Spearheads everything, you say? Famous military commanders of old lead cavalries into the vast sea of swords. It is like a suicide run, but it provides great inspiration. Therefore, a leader should not be a puppet master pulling the strings from behind but instead creates the initiative within the group, encourages the mute group mates to speak their ideas, and always show an enthusiastic mood to motivate the sleep-deprived.
Since the leader takes the initiative, preparations need to be done which is why the leader is the first to come in. You cannot actually do something if you don’t know what you are doing and an efficient group would always mean a well-informed group, provided that they cooperate and arrive at the specified time.

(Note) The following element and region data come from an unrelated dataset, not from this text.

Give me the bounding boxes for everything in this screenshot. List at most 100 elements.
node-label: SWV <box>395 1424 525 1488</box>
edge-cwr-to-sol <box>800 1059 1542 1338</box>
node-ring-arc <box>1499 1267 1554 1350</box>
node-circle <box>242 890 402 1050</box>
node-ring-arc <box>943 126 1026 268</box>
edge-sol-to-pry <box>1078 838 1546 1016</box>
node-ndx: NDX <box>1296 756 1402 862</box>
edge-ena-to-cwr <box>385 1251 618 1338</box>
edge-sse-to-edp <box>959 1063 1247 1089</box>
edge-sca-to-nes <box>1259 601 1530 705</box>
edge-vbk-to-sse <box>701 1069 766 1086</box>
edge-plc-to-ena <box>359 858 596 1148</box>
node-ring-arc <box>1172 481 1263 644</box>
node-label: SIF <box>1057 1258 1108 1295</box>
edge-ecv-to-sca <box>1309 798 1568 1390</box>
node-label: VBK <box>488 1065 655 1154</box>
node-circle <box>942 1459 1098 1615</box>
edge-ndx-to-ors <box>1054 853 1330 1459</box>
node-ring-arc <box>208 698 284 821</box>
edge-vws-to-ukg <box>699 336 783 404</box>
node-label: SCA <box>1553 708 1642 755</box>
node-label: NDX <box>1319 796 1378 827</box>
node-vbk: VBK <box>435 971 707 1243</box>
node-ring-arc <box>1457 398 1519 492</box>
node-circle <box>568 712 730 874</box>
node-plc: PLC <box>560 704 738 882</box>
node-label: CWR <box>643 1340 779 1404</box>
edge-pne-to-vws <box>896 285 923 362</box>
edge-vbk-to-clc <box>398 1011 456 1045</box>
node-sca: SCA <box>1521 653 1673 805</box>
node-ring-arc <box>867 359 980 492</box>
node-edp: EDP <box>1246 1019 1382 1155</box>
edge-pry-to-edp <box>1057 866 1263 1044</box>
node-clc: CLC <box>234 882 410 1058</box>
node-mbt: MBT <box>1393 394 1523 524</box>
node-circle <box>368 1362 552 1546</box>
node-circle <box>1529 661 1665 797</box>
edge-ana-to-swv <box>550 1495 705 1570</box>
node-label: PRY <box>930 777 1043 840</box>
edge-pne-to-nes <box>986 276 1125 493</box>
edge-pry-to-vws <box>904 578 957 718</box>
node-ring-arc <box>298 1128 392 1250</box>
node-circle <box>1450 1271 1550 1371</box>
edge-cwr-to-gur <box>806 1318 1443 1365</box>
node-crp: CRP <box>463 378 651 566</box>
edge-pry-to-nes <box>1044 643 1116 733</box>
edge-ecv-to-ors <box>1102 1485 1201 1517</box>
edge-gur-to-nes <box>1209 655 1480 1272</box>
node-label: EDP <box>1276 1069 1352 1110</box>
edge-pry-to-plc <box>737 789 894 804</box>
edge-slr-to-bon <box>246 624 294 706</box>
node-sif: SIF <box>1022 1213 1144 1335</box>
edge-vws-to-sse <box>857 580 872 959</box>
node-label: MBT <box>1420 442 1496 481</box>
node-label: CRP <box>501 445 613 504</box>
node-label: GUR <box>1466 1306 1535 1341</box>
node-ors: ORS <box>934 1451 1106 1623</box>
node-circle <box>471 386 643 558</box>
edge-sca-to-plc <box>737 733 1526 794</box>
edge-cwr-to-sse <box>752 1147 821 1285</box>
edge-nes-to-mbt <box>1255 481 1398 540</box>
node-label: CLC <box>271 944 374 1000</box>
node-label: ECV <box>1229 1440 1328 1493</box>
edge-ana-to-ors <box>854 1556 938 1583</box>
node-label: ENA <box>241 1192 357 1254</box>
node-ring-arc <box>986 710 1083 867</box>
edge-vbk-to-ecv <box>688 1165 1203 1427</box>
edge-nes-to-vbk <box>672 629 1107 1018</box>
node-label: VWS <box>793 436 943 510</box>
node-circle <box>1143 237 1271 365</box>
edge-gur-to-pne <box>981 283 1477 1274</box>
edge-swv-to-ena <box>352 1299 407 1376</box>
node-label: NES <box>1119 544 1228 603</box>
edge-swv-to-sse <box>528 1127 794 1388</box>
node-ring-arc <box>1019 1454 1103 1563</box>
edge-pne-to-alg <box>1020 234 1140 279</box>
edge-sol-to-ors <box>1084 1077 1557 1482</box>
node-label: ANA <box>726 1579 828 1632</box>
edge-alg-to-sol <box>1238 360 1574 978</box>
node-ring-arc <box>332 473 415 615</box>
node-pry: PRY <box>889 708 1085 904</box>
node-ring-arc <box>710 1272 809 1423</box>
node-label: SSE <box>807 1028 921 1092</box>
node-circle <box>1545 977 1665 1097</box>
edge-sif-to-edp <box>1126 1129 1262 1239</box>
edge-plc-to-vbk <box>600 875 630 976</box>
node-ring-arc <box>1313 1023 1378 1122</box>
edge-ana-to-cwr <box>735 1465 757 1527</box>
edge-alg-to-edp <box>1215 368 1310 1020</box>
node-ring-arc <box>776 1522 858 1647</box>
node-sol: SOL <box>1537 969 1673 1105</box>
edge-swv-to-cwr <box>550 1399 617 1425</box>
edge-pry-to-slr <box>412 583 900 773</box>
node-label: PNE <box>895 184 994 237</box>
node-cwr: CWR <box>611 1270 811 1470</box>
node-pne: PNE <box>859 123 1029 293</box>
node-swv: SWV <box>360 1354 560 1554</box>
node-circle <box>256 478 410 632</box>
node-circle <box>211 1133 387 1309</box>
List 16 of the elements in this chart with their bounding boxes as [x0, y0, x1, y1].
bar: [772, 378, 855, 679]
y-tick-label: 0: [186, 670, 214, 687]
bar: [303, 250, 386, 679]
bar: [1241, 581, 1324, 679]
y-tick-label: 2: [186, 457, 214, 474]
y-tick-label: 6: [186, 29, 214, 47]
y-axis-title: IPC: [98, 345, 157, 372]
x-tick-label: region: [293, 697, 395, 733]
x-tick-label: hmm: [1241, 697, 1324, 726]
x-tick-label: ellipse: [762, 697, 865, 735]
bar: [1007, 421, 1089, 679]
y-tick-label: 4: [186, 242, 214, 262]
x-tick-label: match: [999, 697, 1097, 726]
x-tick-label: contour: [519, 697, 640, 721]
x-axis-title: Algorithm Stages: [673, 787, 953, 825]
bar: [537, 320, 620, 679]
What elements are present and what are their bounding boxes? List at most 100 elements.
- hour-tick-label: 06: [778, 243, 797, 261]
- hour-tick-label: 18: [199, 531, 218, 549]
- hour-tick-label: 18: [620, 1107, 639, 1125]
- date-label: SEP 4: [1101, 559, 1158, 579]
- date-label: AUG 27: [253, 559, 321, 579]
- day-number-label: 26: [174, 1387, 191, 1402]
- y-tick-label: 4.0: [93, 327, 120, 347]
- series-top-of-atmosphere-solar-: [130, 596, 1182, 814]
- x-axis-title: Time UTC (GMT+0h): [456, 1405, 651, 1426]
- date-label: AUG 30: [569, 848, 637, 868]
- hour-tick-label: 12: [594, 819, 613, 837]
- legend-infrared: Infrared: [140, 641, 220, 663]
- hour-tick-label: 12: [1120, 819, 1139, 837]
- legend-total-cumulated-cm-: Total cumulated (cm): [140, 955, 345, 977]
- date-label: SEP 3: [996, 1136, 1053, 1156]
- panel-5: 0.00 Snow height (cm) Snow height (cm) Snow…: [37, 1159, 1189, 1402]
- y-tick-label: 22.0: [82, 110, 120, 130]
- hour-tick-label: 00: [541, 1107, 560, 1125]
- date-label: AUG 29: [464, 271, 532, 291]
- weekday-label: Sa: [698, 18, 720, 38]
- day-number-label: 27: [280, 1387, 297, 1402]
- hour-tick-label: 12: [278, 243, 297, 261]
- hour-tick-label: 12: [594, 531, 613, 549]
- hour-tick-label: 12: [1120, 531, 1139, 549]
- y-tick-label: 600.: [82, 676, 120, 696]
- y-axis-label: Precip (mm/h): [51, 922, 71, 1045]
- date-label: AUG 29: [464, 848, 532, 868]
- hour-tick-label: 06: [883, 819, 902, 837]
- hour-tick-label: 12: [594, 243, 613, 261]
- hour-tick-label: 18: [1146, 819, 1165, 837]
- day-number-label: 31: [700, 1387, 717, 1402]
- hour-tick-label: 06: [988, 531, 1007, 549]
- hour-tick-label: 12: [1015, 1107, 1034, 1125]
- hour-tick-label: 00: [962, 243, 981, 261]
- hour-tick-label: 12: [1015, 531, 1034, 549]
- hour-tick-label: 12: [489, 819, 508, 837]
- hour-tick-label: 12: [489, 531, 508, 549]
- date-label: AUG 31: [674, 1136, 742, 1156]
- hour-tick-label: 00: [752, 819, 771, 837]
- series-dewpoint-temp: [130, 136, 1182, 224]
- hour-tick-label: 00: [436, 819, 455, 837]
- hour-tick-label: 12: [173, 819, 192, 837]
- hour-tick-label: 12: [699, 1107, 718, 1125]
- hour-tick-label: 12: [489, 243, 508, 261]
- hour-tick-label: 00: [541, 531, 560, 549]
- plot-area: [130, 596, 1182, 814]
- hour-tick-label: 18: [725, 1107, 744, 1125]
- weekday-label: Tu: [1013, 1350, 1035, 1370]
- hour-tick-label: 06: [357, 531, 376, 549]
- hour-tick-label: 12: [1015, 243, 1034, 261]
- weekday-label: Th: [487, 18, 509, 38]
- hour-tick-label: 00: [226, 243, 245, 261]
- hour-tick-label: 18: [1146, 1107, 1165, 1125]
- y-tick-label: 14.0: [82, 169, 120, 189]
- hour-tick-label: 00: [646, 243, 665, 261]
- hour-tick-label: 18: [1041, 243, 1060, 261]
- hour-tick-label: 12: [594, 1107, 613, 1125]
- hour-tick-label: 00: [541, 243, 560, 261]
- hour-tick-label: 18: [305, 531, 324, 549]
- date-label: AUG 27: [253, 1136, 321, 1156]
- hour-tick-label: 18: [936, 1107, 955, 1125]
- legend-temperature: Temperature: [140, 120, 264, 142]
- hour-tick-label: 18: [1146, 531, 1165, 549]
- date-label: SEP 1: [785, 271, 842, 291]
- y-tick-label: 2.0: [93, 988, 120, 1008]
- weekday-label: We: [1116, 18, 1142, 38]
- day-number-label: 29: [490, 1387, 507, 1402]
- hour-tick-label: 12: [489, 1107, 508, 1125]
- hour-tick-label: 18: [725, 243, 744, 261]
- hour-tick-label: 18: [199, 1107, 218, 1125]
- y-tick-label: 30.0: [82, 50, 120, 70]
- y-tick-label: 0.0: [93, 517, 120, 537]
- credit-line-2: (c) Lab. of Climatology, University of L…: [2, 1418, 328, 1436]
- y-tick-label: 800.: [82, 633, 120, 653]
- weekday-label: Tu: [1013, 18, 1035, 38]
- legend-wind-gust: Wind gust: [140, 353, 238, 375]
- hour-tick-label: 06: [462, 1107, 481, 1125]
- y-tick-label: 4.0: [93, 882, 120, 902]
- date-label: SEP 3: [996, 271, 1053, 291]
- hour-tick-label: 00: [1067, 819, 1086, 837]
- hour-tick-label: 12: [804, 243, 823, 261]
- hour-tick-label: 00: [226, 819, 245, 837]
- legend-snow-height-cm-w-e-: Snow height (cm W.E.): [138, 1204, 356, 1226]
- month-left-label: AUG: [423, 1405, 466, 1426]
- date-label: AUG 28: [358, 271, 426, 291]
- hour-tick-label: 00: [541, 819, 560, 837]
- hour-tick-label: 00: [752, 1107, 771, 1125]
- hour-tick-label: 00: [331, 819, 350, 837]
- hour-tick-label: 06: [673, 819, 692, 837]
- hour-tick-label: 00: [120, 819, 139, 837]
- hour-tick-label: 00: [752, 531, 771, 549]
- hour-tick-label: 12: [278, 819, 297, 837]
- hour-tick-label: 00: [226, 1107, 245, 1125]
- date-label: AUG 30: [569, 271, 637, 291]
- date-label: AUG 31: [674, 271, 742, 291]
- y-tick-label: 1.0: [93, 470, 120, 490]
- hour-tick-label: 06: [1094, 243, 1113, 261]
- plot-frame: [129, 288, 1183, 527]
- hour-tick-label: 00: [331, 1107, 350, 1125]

That is not to say that the group members themselves do not have the responsibility of being informed, then again, are not we all clueless until we are led by our leader?
This then brings up my point why the leader is the last person to come out. At the end of the day, your group would have done something productive to further the task, and undoubtedly, they all would want to go home. Now, the mentality here would be that group works like these are tedious and a waste of time. A leader would make you think otherwise. A reason for that would be the constant laughing and joke-making (provided that you have a good sense of humor) accompanied by the solemnity of doing tasks. You would even begin to think that it is not tiring at all. The last man out has to switch off the lights as the leader has to send the group off in an ecstatic mood.
There are leaders who have all these qualifications, but good ones who last under the demands of their positions are difficult to find. Some tend to not wholeheartedly take responsibilities and to run away from obligations attached to their position. Some get disheartened easily when things start to get wrong. Some cannot take necessary criticisms. No leader is perfect. Each day is an opportunity to improve and to thrive as leadership skills are continuously exercised.
But it is always comforting for leaders to know that they are never alone. Their foundation of strength and encouragement comes from the members. It is true that behind every good leader, there are good members. They do their tasks well and offer whatever they have that may contribute for the success of a certain project. They give constant reminders when things go rough on the journey towards group goals. They choose to trust enough because they subject themselves under good hands.
In Gurren Lagann, a Japanese anime series I have been watching lately, Kamina told Simon, “Believe in me! Believe in the Kamina who believes in you!”
I believe that leaders could always live by this. And with more Kaminas, more goals will be achieved.